Global Security Newswire
Daily News on Nuclear, Biological & Chemical Weapons, Terrorism and Related Issues
Better Biodefense Preparations Needed, WMD Panel Heads Say
The problematic response to the H1N1 flu demonstrates that the United States must improve its biodefense capabilities to counter future biological threats, both natural and intentional, former U.S. Senator Jim Talent (R-Mo.) said recently (see GSN, Dec. 16, 2009).
"The H1N1 virus has spotlighted a lack of capability that’s very dangerous for the country," Talent, co-chairman of the Commission on the Prevention of Weapons of Mass Destruction Proliferation and Terrorism, told Missourinet "The fact (is) that we cannot produce vaccines quickly and we have not stockpiled the necessary vaccines or medical therapeutics to respond to a biological attack."
The commission has warned that unless steps are taken, an act of WMD terrorism is likely to occur by 2013 and that a biological incident is more likely than a nuclear strike.

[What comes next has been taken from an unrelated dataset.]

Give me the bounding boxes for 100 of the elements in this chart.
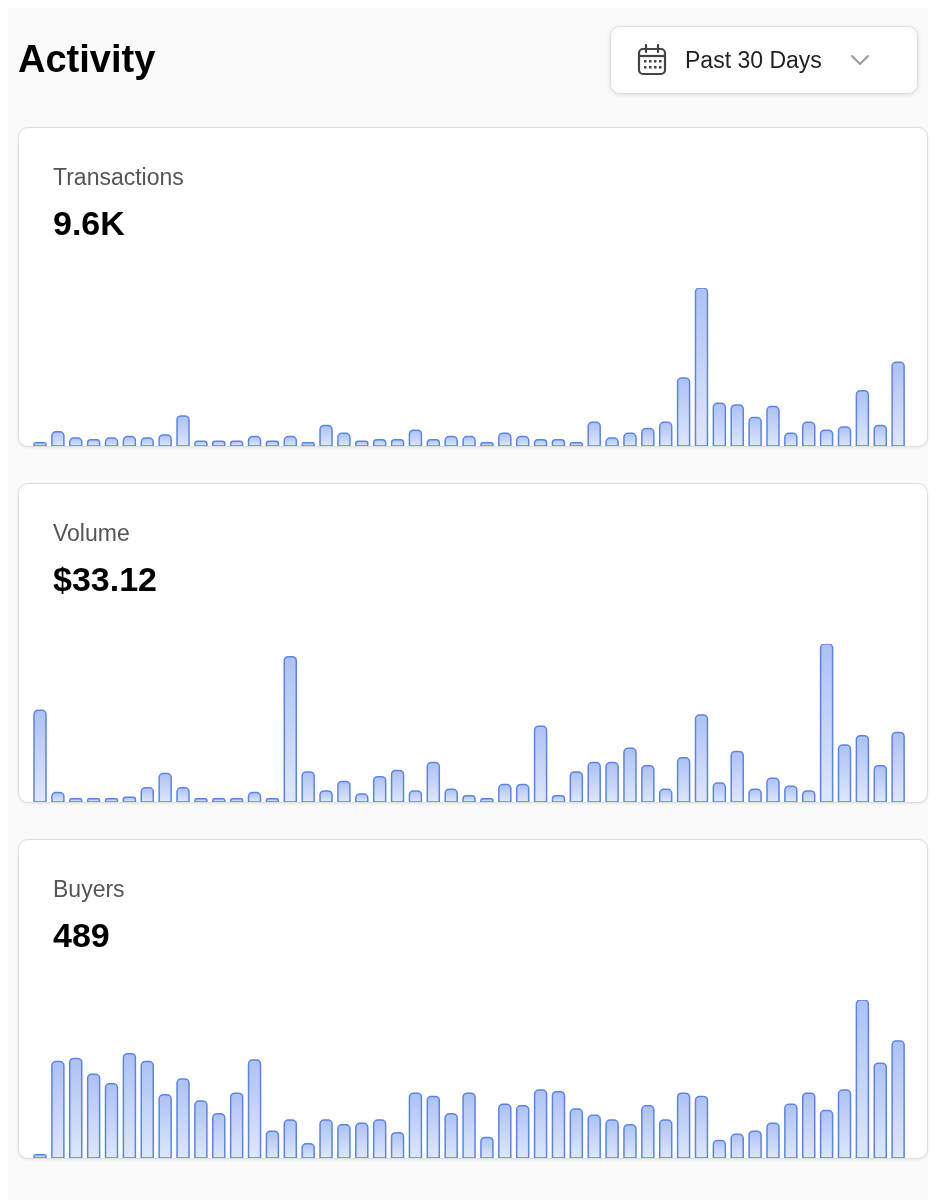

While the United States cannot guarantee it can prevent future biological assaults, the government can move to prepare for their repercussions, Talent said.
"One of the ways you deal with that is you have the medicine stockpiled so you can really minimize the effects of the attack," according to Talent. "We don’t have the vaccines and we’re not pursuing the technologies we need to get the vaccines."
Talent said an estimated $3 billion annually was required to "protect against all the most likely kinds of pathogens."
The federal government has adequate resources to pursue this, the former senator said. "The problem is just focusing their decision-making enough on these high priority items" (Steve Walsh, Missourinet, Jan. 4).
Talent and former U.S. Senator Bob Graham (D-Fla.), the WMD commission's other co-chairman, yesterday called for improving U.S. medical readiness for disease crises.
It takes too long to produce flu vaccines, according to the former lawmakers. Technology for diagnosing the disease is also "outdated ... difficult, expensive and time-consuming," they said in a Washington Post commentary.
"The really bad news is that we are far more prepared to respond to a flu outbreak than to any other biological event, natural or man-made, such as the Ebola virus," Graham and Talent said (Graham/Talent, Washington Post, Jan. 4).